NEWS - eHealthNews.nz editor Rebecca McBeth
This is a companion discussion topic for the original eHealth News article:
NEWS - eHealthNews.nz editor Rebecca McBeth
This was an insightful article and positive to read. As a community midwifery operational manager who is using digital options to change the way we deliver services this was a refreshing confirmation that those leading digital transformation understand our operational context, constraints and our commitment. Our interest in digital transformation at a local level is to enable us to improve maternity health equity access to care and to attract and keep staff in a very challenging staffing environment. National transformations impact on our choices and enable us to improve the way we work. It is so true that doing the same thing “quicker” or differently is not transformation.
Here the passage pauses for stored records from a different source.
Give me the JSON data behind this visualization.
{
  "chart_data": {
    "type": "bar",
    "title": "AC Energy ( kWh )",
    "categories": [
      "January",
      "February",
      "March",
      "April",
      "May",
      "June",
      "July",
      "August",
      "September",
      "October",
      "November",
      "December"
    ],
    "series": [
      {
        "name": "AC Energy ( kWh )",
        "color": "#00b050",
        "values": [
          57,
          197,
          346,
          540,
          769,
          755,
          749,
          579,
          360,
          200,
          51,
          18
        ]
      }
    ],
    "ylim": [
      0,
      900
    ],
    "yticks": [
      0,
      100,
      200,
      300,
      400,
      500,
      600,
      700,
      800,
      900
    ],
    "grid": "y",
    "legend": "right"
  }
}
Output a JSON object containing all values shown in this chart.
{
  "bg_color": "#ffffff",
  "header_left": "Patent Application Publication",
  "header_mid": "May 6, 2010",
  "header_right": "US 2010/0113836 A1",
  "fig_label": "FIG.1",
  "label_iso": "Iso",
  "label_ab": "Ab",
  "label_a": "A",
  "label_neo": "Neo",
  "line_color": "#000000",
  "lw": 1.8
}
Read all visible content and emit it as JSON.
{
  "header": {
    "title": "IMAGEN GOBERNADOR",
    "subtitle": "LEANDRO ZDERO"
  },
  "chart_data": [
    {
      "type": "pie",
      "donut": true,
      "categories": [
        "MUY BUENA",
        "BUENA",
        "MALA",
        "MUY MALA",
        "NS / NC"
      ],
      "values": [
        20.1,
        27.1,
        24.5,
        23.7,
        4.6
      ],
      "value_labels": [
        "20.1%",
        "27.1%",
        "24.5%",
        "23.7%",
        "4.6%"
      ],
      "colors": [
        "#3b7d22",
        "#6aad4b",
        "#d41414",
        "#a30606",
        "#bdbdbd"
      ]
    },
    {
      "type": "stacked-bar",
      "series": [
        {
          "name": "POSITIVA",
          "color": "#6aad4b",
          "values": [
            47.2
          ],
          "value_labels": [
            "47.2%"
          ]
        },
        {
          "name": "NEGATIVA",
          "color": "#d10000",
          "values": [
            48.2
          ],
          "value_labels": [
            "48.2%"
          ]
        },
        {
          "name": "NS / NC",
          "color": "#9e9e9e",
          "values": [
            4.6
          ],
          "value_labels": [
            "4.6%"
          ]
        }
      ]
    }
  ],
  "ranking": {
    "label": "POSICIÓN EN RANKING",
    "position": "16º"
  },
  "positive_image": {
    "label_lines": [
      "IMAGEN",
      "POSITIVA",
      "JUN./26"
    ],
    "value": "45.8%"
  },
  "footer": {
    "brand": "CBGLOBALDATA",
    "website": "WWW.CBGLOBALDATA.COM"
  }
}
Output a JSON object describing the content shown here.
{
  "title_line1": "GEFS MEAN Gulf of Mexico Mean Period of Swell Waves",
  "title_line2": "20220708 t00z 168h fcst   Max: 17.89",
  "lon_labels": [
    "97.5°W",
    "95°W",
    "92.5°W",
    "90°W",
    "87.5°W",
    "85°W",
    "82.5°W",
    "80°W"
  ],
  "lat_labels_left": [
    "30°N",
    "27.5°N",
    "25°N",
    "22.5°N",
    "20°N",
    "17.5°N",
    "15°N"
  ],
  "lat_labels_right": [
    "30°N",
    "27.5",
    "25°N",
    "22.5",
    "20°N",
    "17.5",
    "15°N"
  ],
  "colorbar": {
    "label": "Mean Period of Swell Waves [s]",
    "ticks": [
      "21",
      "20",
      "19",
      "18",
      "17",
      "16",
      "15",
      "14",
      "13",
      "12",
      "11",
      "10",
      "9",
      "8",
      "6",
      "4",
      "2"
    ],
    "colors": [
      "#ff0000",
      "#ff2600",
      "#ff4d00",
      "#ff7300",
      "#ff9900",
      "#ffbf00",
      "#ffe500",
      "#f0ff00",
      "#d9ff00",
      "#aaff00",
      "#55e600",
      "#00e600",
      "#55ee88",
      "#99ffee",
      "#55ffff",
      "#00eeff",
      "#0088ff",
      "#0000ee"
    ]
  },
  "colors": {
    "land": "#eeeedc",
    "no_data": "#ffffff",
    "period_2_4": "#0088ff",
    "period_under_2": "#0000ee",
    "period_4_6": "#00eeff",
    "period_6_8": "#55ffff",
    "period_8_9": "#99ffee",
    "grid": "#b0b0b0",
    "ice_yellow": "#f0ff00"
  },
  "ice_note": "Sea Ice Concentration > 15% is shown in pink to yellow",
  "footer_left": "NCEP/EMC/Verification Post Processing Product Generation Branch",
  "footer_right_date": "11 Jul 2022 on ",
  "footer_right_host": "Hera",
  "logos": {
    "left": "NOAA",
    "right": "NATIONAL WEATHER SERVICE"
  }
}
It is also true that individual health managers and staff have to be very committed to the value of transformation of our services to summon the personal energy to keep pushing our local transformations while still keeping current services running in a setting of increasing demand and low staffing. Despite the challenges, we are striving to achieve service transformations, vital at a “micro” local service level, but clearly set and enabled within the context of macro organizational and policy changes and transformation now occurring throughout health.
Thanks to Isabella Smart for a useful summary of the main issues facing our healthcare system “striving to achieve service transformations”. Thanks also to Patrick O’Doherty for outlining the system fundamentals “that we need to reimagine what the Health NZ system looks like”.
It seems that considerable effort is being made to improve the standardisation of system components so that the digital health ecosystem will provide the required levels of efficiency and user acceptance within the available healthcare budgets. I have limited user experience with digital ecosystems but have worked in electrical power systems for many years. There are similarities between health and power systems where increased standardisation goes a long way to achieving desired results at reduced cost. A proper Enterprise Architecture is fundamental for planning and operating large organisations. A macro, meso and micro process levels design approach is needed to get everyone on the same page. Other tools described in the TOGAF and BABOK guidelines would also be useful.
I am disappointed there are so few system diagrams available in the many topics covered by the eHealth Forum. It would be great to “see” how much progress is being made to achieving the overall objectives for improving our NZ healthcare system.